Die Inquisition herrschte machtvoll; ihren Höhepunkt fand sie gleich zu Beginn im 16. Jahrhundert. Der letzte öffentliche Schauprozess vor einem Ketzergericht fand 1761 in Lissabon statt. Angeklagt war der italienisch-stämmige Jesuitenpater und Missionar Gabriel Malagrida, der im Zusammenhang mit einer angeblichen Verschwörung gegen das portugiesische Königshaus angeklagt worden war. Die Inquisitoren konnten ihm aber die Teilnahme daran nicht beweisen. Also suchten sie andere Klagepunkte, sodass Malagrida schließlich wegen Ketzerei verurteilt wurde. Zu den Opfern der Inquisition in Portugal gehörte auch der Humanist Damião de Góis, ein Weggefährte Martin Luthers, der zwar nach einem 18 Monate dauernden Prozess und seiner Verurteilung schließlich entlassen wurde, aber kurz darauf unter ungeklärten Umständen zu Tode kam.

Die historische Forschung weist auf Zehntausende von Angeklagten und Verurteilten der Inquisitions-Gerichte hin. Und laut den vorhandenen Aufzeichnungen wurden von Beginn der Inquisition bis zum Jahr 1761 nahezu 1.200 Menschen öffentlich lebendig verbrannt. Auch bereits Verstorbene wurden Opfer der Inquisition, wenn ihr Wirken zu Lebzeiten noch über den Tod die Inqusitoren erzürnte. Dann beschlagnahmten die kirchlichen Richter Darstellungen wie Gemälde oder Plastiken solcher Personen und zerstörten sie öffentlich – 633 Fälle konnten bis heute erforscht werden. Weitere 30.000 Menschen wurden inhaftiert und gefoltert. Die historische Forschung räumt ein, dass die Dunkelziffer beträchtlich darüber liegt.

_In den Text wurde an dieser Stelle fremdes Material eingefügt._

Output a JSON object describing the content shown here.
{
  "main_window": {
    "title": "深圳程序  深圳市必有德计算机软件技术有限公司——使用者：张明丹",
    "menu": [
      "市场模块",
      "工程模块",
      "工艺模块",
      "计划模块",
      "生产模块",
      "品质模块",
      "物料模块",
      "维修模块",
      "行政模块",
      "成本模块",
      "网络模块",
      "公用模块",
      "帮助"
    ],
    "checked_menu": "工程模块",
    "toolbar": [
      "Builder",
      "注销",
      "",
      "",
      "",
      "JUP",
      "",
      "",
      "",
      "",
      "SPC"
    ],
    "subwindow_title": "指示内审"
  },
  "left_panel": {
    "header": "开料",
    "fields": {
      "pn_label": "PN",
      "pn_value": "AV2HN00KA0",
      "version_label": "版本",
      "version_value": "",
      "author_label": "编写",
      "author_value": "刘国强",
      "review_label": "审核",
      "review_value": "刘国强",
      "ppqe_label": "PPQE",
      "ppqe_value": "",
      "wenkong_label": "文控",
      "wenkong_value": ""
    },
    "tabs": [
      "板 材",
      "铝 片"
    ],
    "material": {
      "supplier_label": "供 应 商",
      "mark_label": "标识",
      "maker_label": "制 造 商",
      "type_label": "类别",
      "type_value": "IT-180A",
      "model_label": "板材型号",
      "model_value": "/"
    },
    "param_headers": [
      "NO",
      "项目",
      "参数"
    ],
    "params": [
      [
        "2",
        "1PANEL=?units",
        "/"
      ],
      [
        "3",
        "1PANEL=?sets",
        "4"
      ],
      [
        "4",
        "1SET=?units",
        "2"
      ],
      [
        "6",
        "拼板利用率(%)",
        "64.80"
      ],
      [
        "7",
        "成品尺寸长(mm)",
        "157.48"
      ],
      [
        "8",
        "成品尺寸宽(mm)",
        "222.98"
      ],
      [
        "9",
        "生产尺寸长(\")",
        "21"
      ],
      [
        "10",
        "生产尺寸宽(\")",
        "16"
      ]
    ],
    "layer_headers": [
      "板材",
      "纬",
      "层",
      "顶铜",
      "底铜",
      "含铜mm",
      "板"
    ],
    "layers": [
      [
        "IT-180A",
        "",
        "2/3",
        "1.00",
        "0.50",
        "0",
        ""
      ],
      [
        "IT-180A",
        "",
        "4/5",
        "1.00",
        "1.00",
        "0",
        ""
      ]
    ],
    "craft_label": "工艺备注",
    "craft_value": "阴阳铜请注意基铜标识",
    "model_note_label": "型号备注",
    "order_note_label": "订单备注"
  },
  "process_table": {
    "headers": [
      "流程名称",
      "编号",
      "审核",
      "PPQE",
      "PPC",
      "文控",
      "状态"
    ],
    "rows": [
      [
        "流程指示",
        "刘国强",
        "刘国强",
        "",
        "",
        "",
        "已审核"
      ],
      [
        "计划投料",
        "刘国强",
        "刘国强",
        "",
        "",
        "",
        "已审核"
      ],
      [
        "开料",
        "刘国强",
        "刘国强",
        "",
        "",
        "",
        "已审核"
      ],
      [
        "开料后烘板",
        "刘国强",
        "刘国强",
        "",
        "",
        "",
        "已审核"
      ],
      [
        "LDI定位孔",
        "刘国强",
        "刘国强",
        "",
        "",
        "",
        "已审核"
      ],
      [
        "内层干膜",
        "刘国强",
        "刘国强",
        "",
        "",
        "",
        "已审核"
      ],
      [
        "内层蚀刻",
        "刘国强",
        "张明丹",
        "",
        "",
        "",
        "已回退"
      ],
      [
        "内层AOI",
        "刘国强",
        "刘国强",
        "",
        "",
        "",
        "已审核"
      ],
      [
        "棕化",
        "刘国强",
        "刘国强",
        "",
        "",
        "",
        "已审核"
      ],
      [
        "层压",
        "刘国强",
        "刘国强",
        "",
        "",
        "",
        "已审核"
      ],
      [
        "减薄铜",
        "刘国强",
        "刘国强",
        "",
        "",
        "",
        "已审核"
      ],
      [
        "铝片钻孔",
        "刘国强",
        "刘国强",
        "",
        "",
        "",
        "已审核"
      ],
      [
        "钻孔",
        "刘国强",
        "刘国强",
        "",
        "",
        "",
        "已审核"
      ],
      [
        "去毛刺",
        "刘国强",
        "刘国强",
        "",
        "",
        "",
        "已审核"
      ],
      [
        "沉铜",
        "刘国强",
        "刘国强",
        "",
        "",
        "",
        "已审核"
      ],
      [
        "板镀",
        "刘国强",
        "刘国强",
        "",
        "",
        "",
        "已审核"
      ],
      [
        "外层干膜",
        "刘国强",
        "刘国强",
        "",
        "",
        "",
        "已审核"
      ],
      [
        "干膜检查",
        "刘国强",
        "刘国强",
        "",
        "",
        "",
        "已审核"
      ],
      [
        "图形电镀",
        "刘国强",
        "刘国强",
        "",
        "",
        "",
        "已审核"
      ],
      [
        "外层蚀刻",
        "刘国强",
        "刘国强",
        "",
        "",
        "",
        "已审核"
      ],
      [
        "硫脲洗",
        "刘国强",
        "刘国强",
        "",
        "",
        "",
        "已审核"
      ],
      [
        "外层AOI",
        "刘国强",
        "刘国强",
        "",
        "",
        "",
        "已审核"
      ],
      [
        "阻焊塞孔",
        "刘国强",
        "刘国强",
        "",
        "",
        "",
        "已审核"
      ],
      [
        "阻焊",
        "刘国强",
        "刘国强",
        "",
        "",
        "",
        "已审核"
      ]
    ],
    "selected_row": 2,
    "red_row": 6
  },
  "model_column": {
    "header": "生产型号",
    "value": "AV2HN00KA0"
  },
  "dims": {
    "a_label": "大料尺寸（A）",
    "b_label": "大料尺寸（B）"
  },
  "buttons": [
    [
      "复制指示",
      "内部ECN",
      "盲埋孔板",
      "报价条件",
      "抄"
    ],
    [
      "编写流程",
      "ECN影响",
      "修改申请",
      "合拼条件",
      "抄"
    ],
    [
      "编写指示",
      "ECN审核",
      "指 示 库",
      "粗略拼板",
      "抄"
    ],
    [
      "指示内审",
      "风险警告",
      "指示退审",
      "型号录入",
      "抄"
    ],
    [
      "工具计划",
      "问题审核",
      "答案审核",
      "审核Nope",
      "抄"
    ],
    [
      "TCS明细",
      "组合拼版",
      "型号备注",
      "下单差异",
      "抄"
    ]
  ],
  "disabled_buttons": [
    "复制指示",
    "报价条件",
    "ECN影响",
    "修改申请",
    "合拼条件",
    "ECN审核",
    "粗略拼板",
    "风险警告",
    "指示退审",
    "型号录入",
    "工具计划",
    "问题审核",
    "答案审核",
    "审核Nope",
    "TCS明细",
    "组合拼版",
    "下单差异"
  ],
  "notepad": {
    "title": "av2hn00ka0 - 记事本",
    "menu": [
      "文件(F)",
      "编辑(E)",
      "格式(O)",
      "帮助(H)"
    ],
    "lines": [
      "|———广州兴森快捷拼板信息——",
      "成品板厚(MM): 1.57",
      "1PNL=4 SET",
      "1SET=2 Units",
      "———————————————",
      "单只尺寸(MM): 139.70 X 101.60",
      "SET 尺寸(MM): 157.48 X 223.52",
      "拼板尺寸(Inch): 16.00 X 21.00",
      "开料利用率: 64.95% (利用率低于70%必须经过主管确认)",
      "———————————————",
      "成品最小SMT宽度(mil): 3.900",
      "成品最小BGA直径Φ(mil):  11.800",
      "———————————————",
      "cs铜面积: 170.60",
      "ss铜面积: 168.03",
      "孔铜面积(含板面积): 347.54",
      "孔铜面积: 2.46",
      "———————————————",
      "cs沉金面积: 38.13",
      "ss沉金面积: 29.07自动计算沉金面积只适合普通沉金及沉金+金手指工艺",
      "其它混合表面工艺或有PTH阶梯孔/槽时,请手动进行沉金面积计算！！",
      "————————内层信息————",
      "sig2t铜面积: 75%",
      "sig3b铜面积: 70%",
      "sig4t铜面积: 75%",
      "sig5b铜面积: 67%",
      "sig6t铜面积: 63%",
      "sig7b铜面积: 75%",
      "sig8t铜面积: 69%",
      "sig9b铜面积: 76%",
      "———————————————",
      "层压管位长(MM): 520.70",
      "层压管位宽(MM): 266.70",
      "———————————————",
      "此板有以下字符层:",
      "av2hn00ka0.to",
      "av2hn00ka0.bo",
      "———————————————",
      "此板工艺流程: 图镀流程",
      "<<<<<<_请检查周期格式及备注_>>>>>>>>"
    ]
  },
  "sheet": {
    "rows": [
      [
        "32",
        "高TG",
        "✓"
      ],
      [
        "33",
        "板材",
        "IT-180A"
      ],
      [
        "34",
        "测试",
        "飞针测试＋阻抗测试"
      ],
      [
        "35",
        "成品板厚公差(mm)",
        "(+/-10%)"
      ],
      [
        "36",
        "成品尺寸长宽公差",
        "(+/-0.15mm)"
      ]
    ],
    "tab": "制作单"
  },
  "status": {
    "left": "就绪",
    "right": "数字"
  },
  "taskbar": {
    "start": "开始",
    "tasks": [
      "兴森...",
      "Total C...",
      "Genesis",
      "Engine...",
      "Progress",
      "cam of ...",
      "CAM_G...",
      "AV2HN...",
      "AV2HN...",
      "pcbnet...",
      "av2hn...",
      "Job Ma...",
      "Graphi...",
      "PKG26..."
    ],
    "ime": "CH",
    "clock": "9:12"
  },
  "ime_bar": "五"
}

480 Jahre nach der Einführung der Inquisition in Portugal befestigte die Stadt Évora im Jahr 2016 auf der Praça do Giraldo eine Gedenkplatte zu Ehren der “Opfer der portugiesischen Inquisition und jeder Art von Intoleranz”. Die Platte befindet sich an der Stelle, an der die päpstliche Bulle zur Einführung der Inquisition in Portugal zum ersten Mal verlesen und die Glaubensurteile verkündet worden waren. Am 22. Oktober 1536 fand dort die erste öffentliche Verbrennung von Menschen statt, die der Ketzerei beschuldigt worden waren.

Die Bürgerinitiative, die den Gedenktag seit Jahren gefordert hat, sieht die Anerkennung des Datums als Teilerfolg. „Portugal insgesamt muss einen konkreten Schritt tun, um sich dem Schaden zu stellen, den die Inquisition für die Portugiesen und diejenigen, die in den ehemaligen Kolonien unter portugiesischer Herrschaft lebten, über 285 Jahre verursachte“, so eine Stellungnahme des Historikers Jorge Martins im Namen der Initiative. Deshalb solle auf dem Rossio in Lissabon, vor dem Nationaltheater D. Maria II, ein Denkmal für die Opfer der Inquisition errichten werden – an dieser Stelle befand sich der Richtplatz und das Gebäude des Inquisitions-Gerichts. Das Erdbeben von 1755 hat die damalige Anordnung von Straßen und Gebäuden zerstört.

Henrietta Bilawer, geboren 1961 in Köln BRD. Die Autorin und Journalistin lebt seit 1994 in Portugal.

Henriettas Bilder-Collage  zeigt die Gedenkplatte auf der Praça do Giraldo in Évora. Die beiden anderen Abbildungen beinhalten die päpstliche Bulle “Cum ad nihil magis”, die Papst Paul III. an die Bischöfe von Coimbra, Lamego und Ceuta richtete. Auf der Grundlage dieses kirchlichen Erlasses wurden die Kommissare der Inquisition in Portugal ernannt. Das andere Dokument ist das Evangelien-Buch, das als Richtlinie für die Inquisitoren angefertigt wurde.
Beide Dokumente befinden sich im portugiesischen Nationalarchiv ‘Torre do Tombo’ in Lissabon.